Recolhidos em instituições de todo o Brasil, são jovens meninos e meninas que lidam com a falta de perspectiva de horizonte, a sensação de que a vida foi desperdiçada, o histórico duro social e familiar, enfim, tudo o que contribui para uma baixa autoestima crônica, além do desenvolvimento de doenças psicossociais.
Por isso, mourejar com jovens nessas situações exige sensibilidade judicial. O julgamento e o atendimento de qualidade podem ser decisivos para a vida de uma moçoila que se encontra naquele espaço. Falar isso na rede fast-food que se tornou o Judiciário brasiliano, no qual quatro, cinco, seis audiências, quando não mais, são feitas por dia, pode parecer uma verdadeira abstração.

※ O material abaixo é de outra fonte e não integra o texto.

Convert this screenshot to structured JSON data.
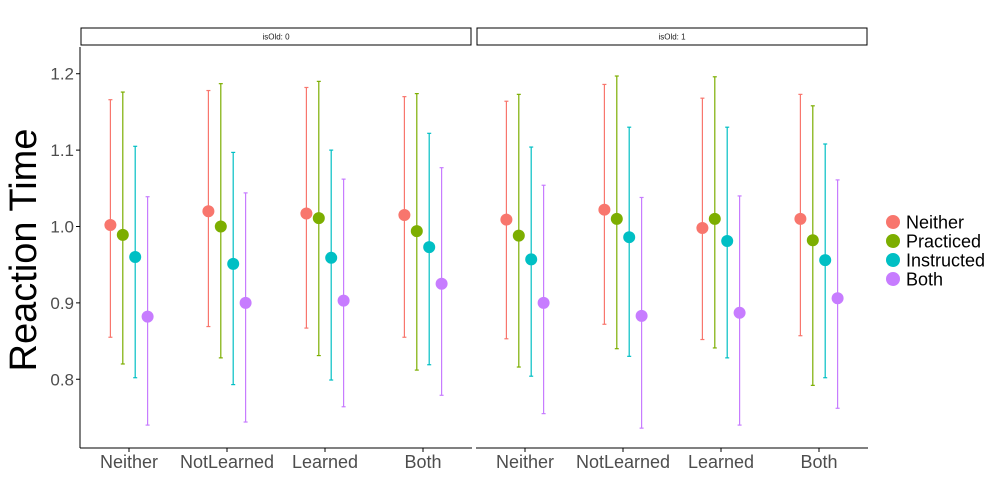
{
  "chart_data": {
    "type": "scatter",
    "subtype": "point-range with error bars, faceted",
    "title": "",
    "xlabel": "",
    "ylabel": "Reaction Time",
    "ylim": [
      0.71,
      1.235
    ],
    "yticks": [
      0.8,
      0.9,
      1.0,
      1.1,
      1.2
    ],
    "ytick_labels": [
      "0.8",
      "0.9",
      "1.0",
      "1.1",
      "1.2"
    ],
    "categories": [
      "Neither",
      "NotLearned",
      "Learned",
      "Both"
    ],
    "legend": {
      "position": "right",
      "title": ""
    },
    "grid": false,
    "series": [
      {
        "name": "Neither",
        "color": "#F8766D"
      },
      {
        "name": "Practiced",
        "color": "#7CAE00"
      },
      {
        "name": "Instructed",
        "color": "#00BFC4"
      },
      {
        "name": "Both",
        "color": "#C77CFF"
      }
    ],
    "facets": [
      {
        "label": "isOld: 0",
        "mean": [
          [
            1.002,
            0.989,
            0.96,
            0.882
          ],
          [
            1.02,
            1.0,
            0.951,
            0.9
          ],
          [
            1.017,
            1.011,
            0.959,
            0.903
          ],
          [
            1.015,
            0.994,
            0.973,
            0.925
          ]
        ],
        "upper": [
          [
            1.166,
            1.176,
            1.105,
            1.039
          ],
          [
            1.178,
            1.187,
            1.097,
            1.044
          ],
          [
            1.182,
            1.19,
            1.1,
            1.062
          ],
          [
            1.17,
            1.174,
            1.122,
            1.077
          ]
        ],
        "lower": [
          [
            0.855,
            0.82,
            0.802,
            0.74
          ],
          [
            0.869,
            0.828,
            0.793,
            0.744
          ],
          [
            0.867,
            0.831,
            0.799,
            0.764
          ],
          [
            0.855,
            0.812,
            0.819,
            0.779
          ]
        ]
      },
      {
        "label": "isOld: 1",
        "mean": [
          [
            1.009,
            0.988,
            0.957,
            0.9
          ],
          [
            1.022,
            1.01,
            0.986,
            0.883
          ],
          [
            0.998,
            1.01,
            0.981,
            0.887
          ],
          [
            1.01,
            0.982,
            0.956,
            0.906
          ]
        ],
        "upper": [
          [
            1.164,
            1.173,
            1.104,
            1.054
          ],
          [
            1.186,
            1.197,
            1.13,
            1.038
          ],
          [
            1.168,
            1.196,
            1.13,
            1.04
          ],
          [
            1.173,
            1.158,
            1.108,
            1.061
          ]
        ],
        "lower": [
          [
            0.853,
            0.816,
            0.804,
            0.755
          ],
          [
            0.872,
            0.84,
            0.83,
            0.736
          ],
          [
            0.852,
            0.841,
            0.828,
            0.74
          ],
          [
            0.857,
            0.792,
            0.802,
            0.762
          ]
        ]
      }
    ]
  }
}
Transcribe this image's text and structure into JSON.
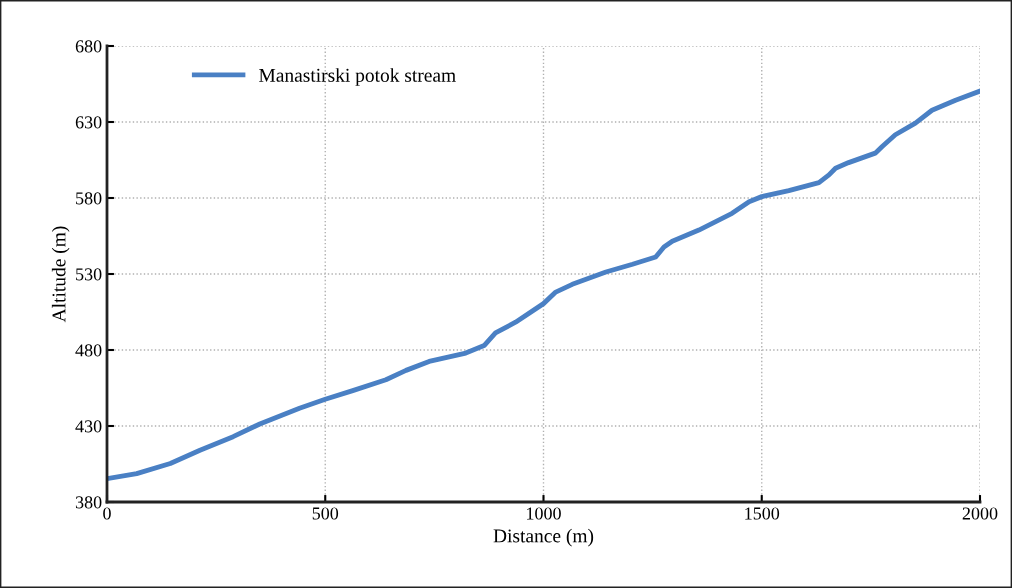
{
  "chart_data": {
    "type": "line",
    "xlabel": "Distance (m)",
    "ylabel": "Altitude (m)",
    "xlim": [
      0,
      2000
    ],
    "ylim": [
      380,
      680
    ],
    "xticks": [
      0,
      500,
      1000,
      1500,
      2000
    ],
    "yticks": [
      380,
      430,
      480,
      530,
      580,
      630,
      680
    ],
    "grid": true,
    "legend": "top left",
    "marker": "none",
    "line_style": "solid",
    "series": [
      {
        "name": "Manastirski potok stream",
        "color": "#4a80c4",
        "x": [
          0,
          68,
          145,
          213,
          289,
          350,
          441,
          500,
          563,
          639,
          685,
          738,
          822,
          864,
          890,
          936,
          1000,
          1028,
          1066,
          1143,
          1204,
          1257,
          1276,
          1295,
          1356,
          1432,
          1471,
          1500,
          1562,
          1631,
          1654,
          1669,
          1699,
          1760,
          1776,
          1806,
          1852,
          1890,
          1944,
          2000
        ],
        "values": [
          395.4,
          398.7,
          405.3,
          414.1,
          423,
          431.3,
          441.7,
          447.6,
          453.3,
          460.4,
          466.6,
          472.5,
          478,
          482.9,
          491.2,
          498.3,
          510.5,
          518.1,
          523.2,
          531.3,
          536.4,
          541.2,
          547.8,
          551.6,
          558.9,
          569.9,
          577.6,
          580.9,
          584.8,
          590.1,
          595.2,
          599.6,
          603.3,
          609.5,
          613.9,
          621.6,
          629.3,
          637.7,
          644.3,
          650.3
        ]
      }
    ]
  }
}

Todavia, se para os/as agentes do sistema de Justiça um encontro no meio de tantos é só mais uma audiência, um fado está ali sendo traçado. Um evento para a jovem, para o jovem, precedido por semanas de angústia e expectativas. O impacto emocional e psíquico desse encontro com autoridades judiciais não pode ser tratado uma vez que pormenor. É preciso enxergar, escutar e se dispor a ajudar —não exclusivamente um pretenso vigiar e um definitivo punir.

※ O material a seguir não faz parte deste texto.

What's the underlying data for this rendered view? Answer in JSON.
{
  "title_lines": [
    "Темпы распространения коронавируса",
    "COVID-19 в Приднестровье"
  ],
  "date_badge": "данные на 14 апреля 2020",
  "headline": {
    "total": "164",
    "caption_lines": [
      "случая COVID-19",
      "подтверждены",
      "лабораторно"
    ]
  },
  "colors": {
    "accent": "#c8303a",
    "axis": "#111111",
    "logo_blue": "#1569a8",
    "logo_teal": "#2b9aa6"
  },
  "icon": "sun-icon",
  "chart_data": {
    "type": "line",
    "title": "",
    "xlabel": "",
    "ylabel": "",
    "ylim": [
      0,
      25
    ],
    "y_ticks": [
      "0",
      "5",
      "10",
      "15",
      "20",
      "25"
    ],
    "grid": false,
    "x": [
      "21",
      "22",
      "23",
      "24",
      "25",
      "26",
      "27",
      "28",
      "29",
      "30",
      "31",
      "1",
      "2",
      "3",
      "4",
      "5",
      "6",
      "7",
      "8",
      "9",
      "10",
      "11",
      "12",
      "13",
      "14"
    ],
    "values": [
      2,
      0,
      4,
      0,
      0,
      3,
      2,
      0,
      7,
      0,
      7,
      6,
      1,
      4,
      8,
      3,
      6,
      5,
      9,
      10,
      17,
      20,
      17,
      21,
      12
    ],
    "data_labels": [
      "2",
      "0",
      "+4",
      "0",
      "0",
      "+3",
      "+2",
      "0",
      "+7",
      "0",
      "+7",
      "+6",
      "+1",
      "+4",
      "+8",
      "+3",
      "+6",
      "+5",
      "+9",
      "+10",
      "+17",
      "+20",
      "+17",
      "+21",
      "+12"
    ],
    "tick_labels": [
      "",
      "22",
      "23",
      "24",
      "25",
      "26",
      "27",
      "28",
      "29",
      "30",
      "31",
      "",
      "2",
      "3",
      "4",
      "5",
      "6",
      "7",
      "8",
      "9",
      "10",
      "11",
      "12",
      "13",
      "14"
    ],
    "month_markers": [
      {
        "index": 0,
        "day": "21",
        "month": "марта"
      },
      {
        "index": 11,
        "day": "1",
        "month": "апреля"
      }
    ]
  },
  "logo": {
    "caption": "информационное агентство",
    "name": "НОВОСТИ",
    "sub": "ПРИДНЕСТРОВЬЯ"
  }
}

Mourejar muito com pessoas de todas as idades em uma sala de audiência exige estudo e talento. Trabalhar com crianças e adolescentes também, só que com um porém: há uma fragilidade própria da idade. Temos o obrigação, enquanto adultos, de cuidar das próximas gerações, ainda que em um sistema falido uma vez que o nosso, que organiza a situação de uma forma para que ela descompense, dê inexacto, ao automatizar o tratamento, generalizar entendimentos e impedir, sempre quando verosímil, um olhar vigilante, humano.

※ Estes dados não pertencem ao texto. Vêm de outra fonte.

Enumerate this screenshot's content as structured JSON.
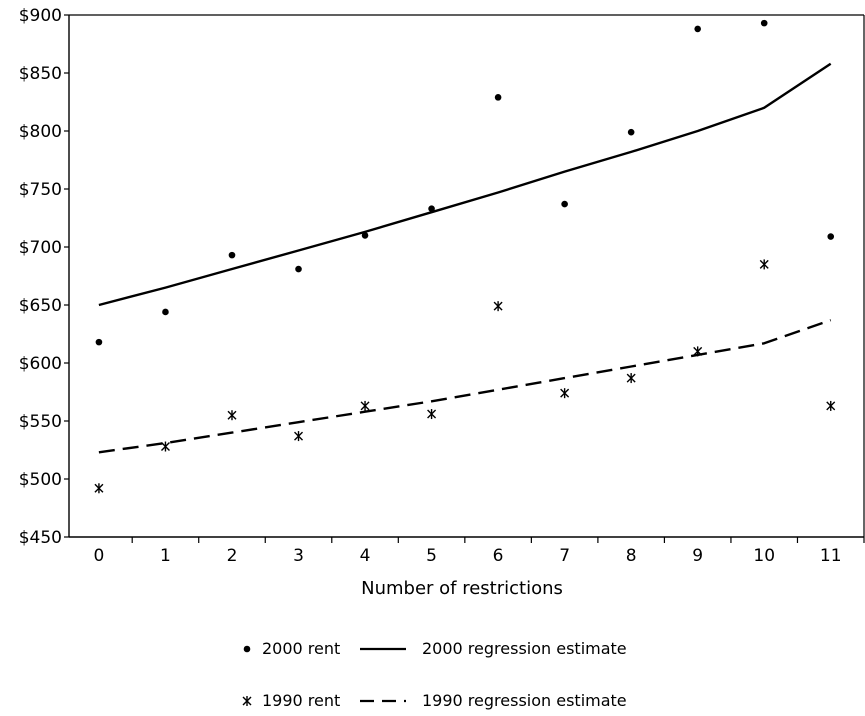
{
  "chart_data": {
    "type": "scatter",
    "xlabel": "Number of restrictions",
    "ylabel": "",
    "x": [
      0,
      1,
      2,
      3,
      4,
      5,
      6,
      7,
      8,
      9,
      10,
      11
    ],
    "xlim": [
      -0.45,
      11.5
    ],
    "ylim": [
      450,
      900
    ],
    "y_ticks": [
      450,
      500,
      550,
      600,
      650,
      700,
      750,
      800,
      850,
      900
    ],
    "y_tick_labels": [
      "$450",
      "$500",
      "$550",
      "$600",
      "$650",
      "$700",
      "$750",
      "$800",
      "$850",
      "$900"
    ],
    "x_tick_labels": [
      "0",
      "1",
      "2",
      "3",
      "4",
      "5",
      "6",
      "7",
      "8",
      "9",
      "10",
      "11"
    ],
    "grid": false,
    "legend_position": "bottom",
    "series": [
      {
        "name": "2000 rent",
        "kind": "points",
        "marker": "dot",
        "values": [
          618,
          644,
          693,
          681,
          710,
          733,
          829,
          737,
          799,
          888,
          893,
          709
        ]
      },
      {
        "name": "2000 regression estimate",
        "kind": "line",
        "style": "solid",
        "values": [
          650,
          665,
          681,
          697,
          713,
          730,
          747,
          765,
          782,
          800,
          820,
          858
        ]
      },
      {
        "name": "1990 rent",
        "kind": "points",
        "marker": "star",
        "values": [
          492,
          528,
          555,
          537,
          563,
          556,
          649,
          574,
          587,
          610,
          685,
          563
        ]
      },
      {
        "name": "1990 regression estimate",
        "kind": "line",
        "style": "dashed",
        "values": [
          523,
          531,
          540,
          549,
          558,
          567,
          577,
          587,
          597,
          607,
          617,
          637
        ]
      }
    ],
    "colors": {
      "ink": "#000000",
      "background": "#ffffff"
    }
  }
}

A socioeducação deve ser entendida a partir da responsabilidade pelos atos cometidos –muitas vezes crimes com violência, tal qual resultado ceifou a vida de uma outra pessoa jovem, destruiu uma família e produziu outras consequências graves, irrecuperáveis. A responsabilidade é uma noção indispensável, que deve vir acompanhada do compromisso de desenvolver aquele sujeito.
De um lado, precisamos reconhecer que jovens, por si só, são inconsequentes. E os que cometem atos infracionais, equiparáveis a crimes, no Brasil não o fazem em uma sociedade utópica. Ver tantos estímulos depreciativos que a juventude vem recebendo, seja na via sem asfalto, na falta de saneamento imprescindível, na negação de pundonor ou ainda no contato imaturo com discursos em telas, músicas e outdoors zero edificantes, acaba por produzir consequências concretas que sobram para a ponta da ergástulo, literalmente.
A pessoa jovem interna vai transpor dali um dia, e uma atuação sensível de equipes multidisciplinares não muda o pretérito, mas melhora o horizonte. São essas equipes que “sobram” com os jovens no dia a dia, tendo a responsabilidade do momento que acordam até a hora em que vão dormir.
No estado do Espírito Santo, onde visitei uma roda de leitura com meninas e adolescentes em cumprimento de medidas socioeducativas, fui inspirada a valorizar essas profissionais. Uma vez que elas, há muitas equipes que estão em todo o país, fazendo o que podem, apesar de toda a pressão, do ordinário salário e, quando não, da deslegitimação pela incompreensão do serviço que prestam à sociedade.
Nesse cenário, deixo cá minha gratidão às agentes, psicólogas, assistentes sociais, diretoras e todas as profissionais que cumprem seu trabalho e seguem em frente na missão tão difícil e tão transcendente de buscar formas de responsabilizar e, ao mesmo tempo, mitigar um ciclo de tragédias, sofrimento psíquico e ausências sociais que atingem a juventude brasileira.